IMU Data Libraries

The Z1 and the X both have video formats that have high resolution low fps video with a CAMM IMU data track. I’m looking for libraries that can provide easier access to the IMU data from RICOH THETA video files.

thanks to @Jordi_Vallverdu post, our summer intern was able to produce several datasets from the RICOH THETA Z1 3.6K (2 file) video format.

I started looking for next steps for the intern. The Fusion project comes with two Python sample scripts.

Although there is a pip package for imufusion, it didn’t work with the advanced example.

I was able to build the Python library imufusion with python setup.py install and run the sample program.

The data is a csv file. it looks like I can get the same data from the THETA video files.

However, I can’t find the Magnetometer data in the THETA video files.

The next step could be to parse the THETA CAMM data and put it into the CSV format, then run the imufusion library on it.

I wanted to experiment a bit with the library, so I added CSV output functionality to the parse_camm code:

in order to generate the csv file for the video you just need to add the argument --csv

python parse_camm.py --videoPath '/path/2/R0013405_1.MP4' --csv

def write_camm_to_csv(camm_data, csv_path):

    import csv

    headers = ["Time (s)", "Gyroscope X (deg/s)", "Gyroscope Y (deg/s)", "Gyroscope Z (deg/s)", 
               "Accelerometer X (g)", "Accelerometer Y (g)", "Accelerometer Z (g)"]
    
    with open(csv_path, "w", newline='') as csvfile:
        csvwriter = csv.writer(csvfile)
        csvwriter.writerow(headers)
        
        for sample in camm_data:
            time = sample["sampletime"]
            
            # Convert gyroscope readings from radians/second to degrees/second
            GyroscopeX, GyroscopeY, GyroscopeZ = [angle * (180/math.pi) for angle in sample["angularvelocity"]]
            
            # Convert accelerometer readings from meters/second^2 to g
            AccelerometerX, AccelerometerY, AccelerometerZ = [accel / 9.81 for accel in sample["acceleration"]]
            
            csvwriter.writerow([time, GyroscopeX, GyroscopeY, GyroscopeZ, AccelerometerX, AccelerometerY, AccelerometerZ])
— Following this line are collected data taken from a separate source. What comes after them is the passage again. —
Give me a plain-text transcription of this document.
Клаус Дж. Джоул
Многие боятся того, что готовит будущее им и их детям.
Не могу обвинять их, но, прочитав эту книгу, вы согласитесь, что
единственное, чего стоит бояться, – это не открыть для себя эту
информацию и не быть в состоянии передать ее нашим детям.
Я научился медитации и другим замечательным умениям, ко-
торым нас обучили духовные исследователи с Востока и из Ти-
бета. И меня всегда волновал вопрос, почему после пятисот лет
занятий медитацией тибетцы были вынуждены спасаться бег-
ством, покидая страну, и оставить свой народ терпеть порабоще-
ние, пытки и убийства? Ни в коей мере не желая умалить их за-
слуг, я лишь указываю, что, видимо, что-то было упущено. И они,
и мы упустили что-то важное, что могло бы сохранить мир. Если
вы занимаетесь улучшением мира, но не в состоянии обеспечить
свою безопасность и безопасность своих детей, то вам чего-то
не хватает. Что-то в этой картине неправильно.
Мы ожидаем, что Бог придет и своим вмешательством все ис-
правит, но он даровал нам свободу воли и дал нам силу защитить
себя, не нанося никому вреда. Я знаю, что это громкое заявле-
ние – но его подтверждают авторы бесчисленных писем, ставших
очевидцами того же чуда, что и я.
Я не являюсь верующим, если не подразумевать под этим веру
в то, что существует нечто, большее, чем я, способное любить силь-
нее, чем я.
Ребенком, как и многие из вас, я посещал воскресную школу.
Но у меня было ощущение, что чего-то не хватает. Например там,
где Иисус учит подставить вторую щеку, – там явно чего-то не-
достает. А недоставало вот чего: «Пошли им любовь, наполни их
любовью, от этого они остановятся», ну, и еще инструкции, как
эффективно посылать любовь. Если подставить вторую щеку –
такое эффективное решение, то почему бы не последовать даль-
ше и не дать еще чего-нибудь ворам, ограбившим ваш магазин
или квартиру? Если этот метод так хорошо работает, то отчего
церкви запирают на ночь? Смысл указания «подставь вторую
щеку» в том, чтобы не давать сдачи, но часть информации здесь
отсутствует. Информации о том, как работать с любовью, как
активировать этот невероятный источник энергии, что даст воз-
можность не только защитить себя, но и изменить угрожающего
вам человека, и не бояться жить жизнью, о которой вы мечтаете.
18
This unit conversion was necessary because the Fusion library requires the values in a different format.

With the parsed CAMM data now available in CSV format, you can directly utilize the Fusion library without having to build it from source. Simply install it using the following command:

pip install imufusion==1.1.2

The chart you’re seeing is generated using data collected from a Ricoh Theta camera. You can replicate this chart by employing the imufusion_euler_angles.py script.

python imufusion_euler_angles.py -i '/path/2/R0013405_1.csv' -s

R0013405_1_plot

Additionally, I stumbled upon another repository by the same author, which demonstrates how to achieve tracking with an IMU. To incorporate this functionality, I also integrated it into the imufusion_tracking.py script.

python imufusion_tracking.py -i '/path/2/R0013405_1.csv'

You can find the relevant details here: GitHub - xioTechnologies/Gait-Tracking

Kind regards

2 Likes

This is fantastic. Thank you for your generosity. I showed this to the intern and she was excited. She would have either been stuck or would have taken a long time.

I ran parse_camm on her existing data and then used the fusion library as a test.

I think she’s in a great position to start making assumptions about the sensor behavior and running tests to verify her assumptions. Your work makes it so much easier!

plot below is from the Z1 data. nice.